Мелкий совсем замкнулся, пары слов не вытянешь, сидел сутками, воткнув нос в свой ноут, но, как ни странно, у него вдруг завелись деньги на карте, и он только и общался с нами, чтобы тихо предложить слопать вместе ту жрачку, что сам же и заказывал с доставкой.
А вот Шмеля мы почти не видели. По крайней мере трезвым или вменяемым. Днями он спал беспробудно, потом собирался, нафуфыриваясь, надевая свой лучший шмот и огрызаясь на все вопросы, и исчезал до утра. Возвращался взъерошенный, пропахший чем-то явно недешево-парфюмерным, и падал спать, бросив перед этим на стол бабки «на общак». Короче, всем было плохо. Мы никуда вместе не выходили, как раньше, не смотрели вечерами телек, попивая пиво, швыряясь чипсами и попкорном и обстебывая чужой вкус, не устраивали хоть и не громких, но вечеринок, и находиться в квартире вообще стало тяжко. Вот я и «наказала» себя этой работой в новом большом супермаркете по соседству. Искала и другие места, но и раньше уже все мы столкнулись с тем, что, как принято говорить, при всем богатстве выбора особых-то перспектив не наблюдается. Куда берут таких, как я, без образования и опыта? Правильно — в забегаловки фаст-фуда на кухню или «принеси-подайками», на «холодные звонки», выставляя через неделю без копейки с отмазкой «вы нам не подходите», чтобы тут же набрать новую толпу недельных дармовых лохов, и вот такими вот «работниками торгового зала» низшего звена. И нет, я не считаю себя до хрена хорошей для подобной работы, ну просто не мое, и тошно. Но лучше уж тут по двенадцать часов на ногах проводить и терпеть всяких Снегиревых, чем молча дома наблюдать, как твои друзья никак не могут справиться… вот, блин, с чем? Это их разве поимели? Меня злило, что единственный, чья гадская неприкосновенность пострадала, — это я, а ведут себя как хреновы жертвы насилия они. И из-за них во многом я не могла полностью избавиться от воспоминаний о мужике… что, сука, стоял сейчас в пяти шагах от меня и пялился на стеллаж с детскими стиральными порошками.
У него еще и ребенок есть? Даже, наверное, женат. Паскудный шлюховатый мудак!

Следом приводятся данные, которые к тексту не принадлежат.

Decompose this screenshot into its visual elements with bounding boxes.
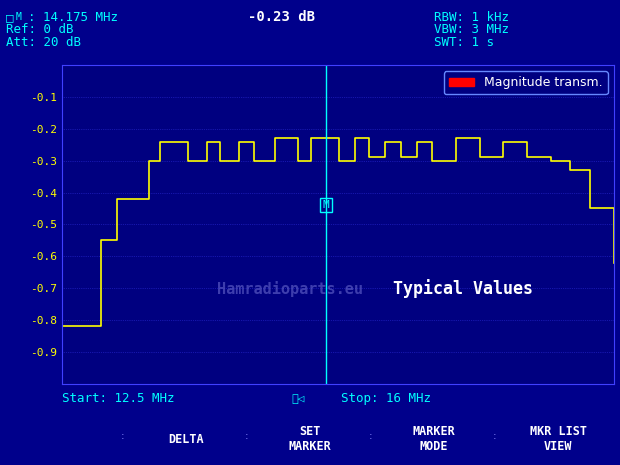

Внутри все кипело, грудь как обручем стянуло, не давая вздохнуть, пальцы скрючились, пока перед глазами рисовалась картинка, как я бросаюсь вперед и ошалелой кошкой раздираю его наглую холеную морду и превращаю в лохмотья дорогие тряпки, в которые сегодня обрядился, оставляя его так же, как он меня тогда, униженным под чужими взглядами и голым… голым. Мать твою, голым, с его широченными плечами, с грудью, состоящей, кажется, из сплошных плоских каменных монолитов мышц, и негустой порослью, что щекотала и дразнила мои истерзанные его ртом соски, пока он врезался нещадно в меня, превращая в нечто извивающееся, скулящее, вымаливающее у своего же мучителя добавку этого… не хочу даже давать названия этому безумному дерьму.